Ribatto pacatamente che qua più che il TSA ci vuole un TSO, ma per non continuare la polemica andiamo a fare questo precontrollo, che dura più del controllo stesso.
Dopo altra mezz’ora siamo tutti controllati.
Ci prendono le impronte digitali.
Con i nostri passaporti pieni di visti e le nostre carte di imbarco in mano, che si guardano in lungo e in largo, ci fanno domande a trabocchetto tipo:
Siete in partenza?

Ma stasera dove andate?
A Roma.
E da dove venite?
Da Montréal.
E quanti giorni siete stati?
Due, tre.
Due o tre?
Due notti e tre giorni.
Come ti chiami?
Brunella.
Dopo aver appurato che siamo proprio noi e non altri, ci lasciano liberi.
Sono le 20.00: dobbiamo ancora mangiare, bere, far pipì e comprare i souvenir.
Ma il Terminal 1 è quanto di più triste esista nella storia di tutti gli aeroporti del mondo.
Niente souvenir.
Un po’ di pipì.
Vabbè, non ci resta che mangiare. Dopo una giornata di merda, facciamo gli sboroni e andiamocene a farci fare due coccole nella vip lounge Alitalia!
Ma l’America è un paese democratico, e la VIP Lounge ricorda una situazione cinese da anni ’70.
Un frigorifero gigante offre panini semicongelati e immangiabili. O un’insalata di pomodorini e cuori di palma.
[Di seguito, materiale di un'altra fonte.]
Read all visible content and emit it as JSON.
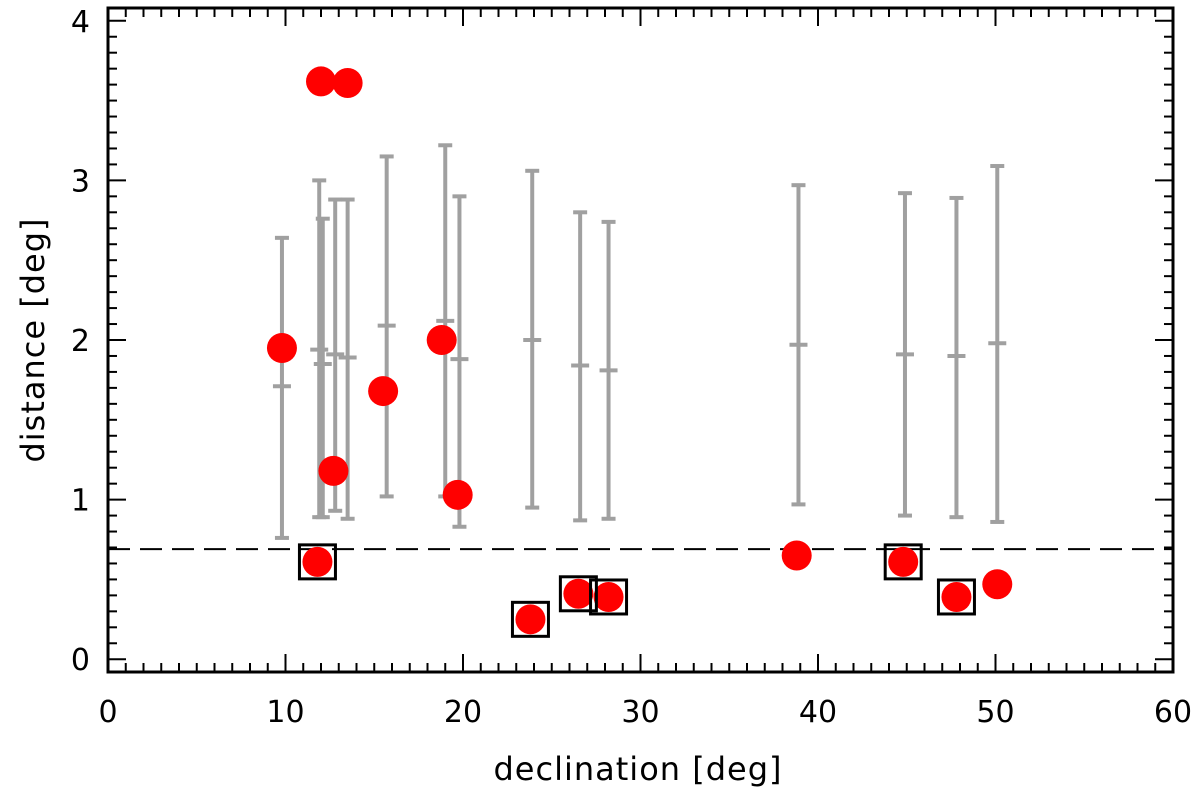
{
  "chart_data": {
    "type": "scatter",
    "title": "",
    "xlabel": "declination [deg]",
    "ylabel": "distance [deg]",
    "xlim": [
      0,
      60
    ],
    "ylim": [
      -0.08,
      4.08
    ],
    "xticks": [
      0,
      10,
      20,
      30,
      40,
      50,
      60
    ],
    "yticks": [
      0,
      1,
      2,
      3,
      4
    ],
    "xtick_labels": [
      "0",
      "10",
      "20",
      "30",
      "40",
      "50",
      "60"
    ],
    "ytick_labels": [
      "0",
      "1",
      "2",
      "3",
      "4"
    ],
    "threshold_line": {
      "y": 0.69,
      "style": "dashed",
      "color": "#000000"
    },
    "colors": {
      "points": "#ff0000",
      "errorbars": "#a0a0a0",
      "markers": "#000000"
    },
    "series": [
      {
        "name": "points",
        "x": [
          9.8,
          12.0,
          13.5,
          12.7,
          15.5,
          18.8,
          19.7,
          11.8,
          23.8,
          26.5,
          28.2,
          38.8,
          44.8,
          47.8,
          50.1
        ],
        "y": [
          1.95,
          3.62,
          3.61,
          1.18,
          1.68,
          2.0,
          1.03,
          0.61,
          0.25,
          0.41,
          0.39,
          0.65,
          0.61,
          0.39,
          0.47
        ]
      },
      {
        "name": "error_bars",
        "x": [
          9.8,
          11.9,
          12.1,
          12.8,
          13.5,
          15.7,
          19.0,
          19.8,
          23.9,
          26.6,
          28.2,
          38.9,
          44.9,
          47.8,
          50.1
        ],
        "center": [
          1.71,
          1.94,
          1.85,
          1.91,
          1.89,
          2.09,
          2.12,
          1.88,
          2.0,
          1.84,
          1.81,
          1.97,
          1.91,
          1.9,
          1.98
        ],
        "low": [
          0.76,
          0.89,
          0.89,
          0.93,
          0.88,
          1.02,
          1.02,
          0.83,
          0.95,
          0.87,
          0.88,
          0.97,
          0.9,
          0.89,
          0.86
        ],
        "high": [
          2.64,
          3.0,
          2.76,
          2.88,
          2.88,
          3.15,
          3.22,
          2.9,
          3.06,
          2.8,
          2.74,
          2.97,
          2.92,
          2.89,
          3.09
        ]
      },
      {
        "name": "boxed",
        "x": [
          11.8,
          23.8,
          26.5,
          28.2,
          44.8,
          47.8
        ],
        "y": [
          0.61,
          0.25,
          0.41,
          0.39,
          0.61,
          0.39
        ]
      }
    ]
  }
}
O un hummus ai peperoni inqualificabile.
Ci sono dei chocochips con un retrogusto di cartone ammuffito, incoerentemente croccanti grazie all’olio di palma di cui sono composti per l’80%.
Il Primitivo di Manduria si beve nei bicchieri di plastica.
Un’ondata di snobismo antidemocratico ci assale.
Mi sento trattata contemporaneamente come una povera crista che voglia immigrare clandestinamente e una vip scrausa.
Di colpo capisco come si fa a votare Trump e ho paura di me.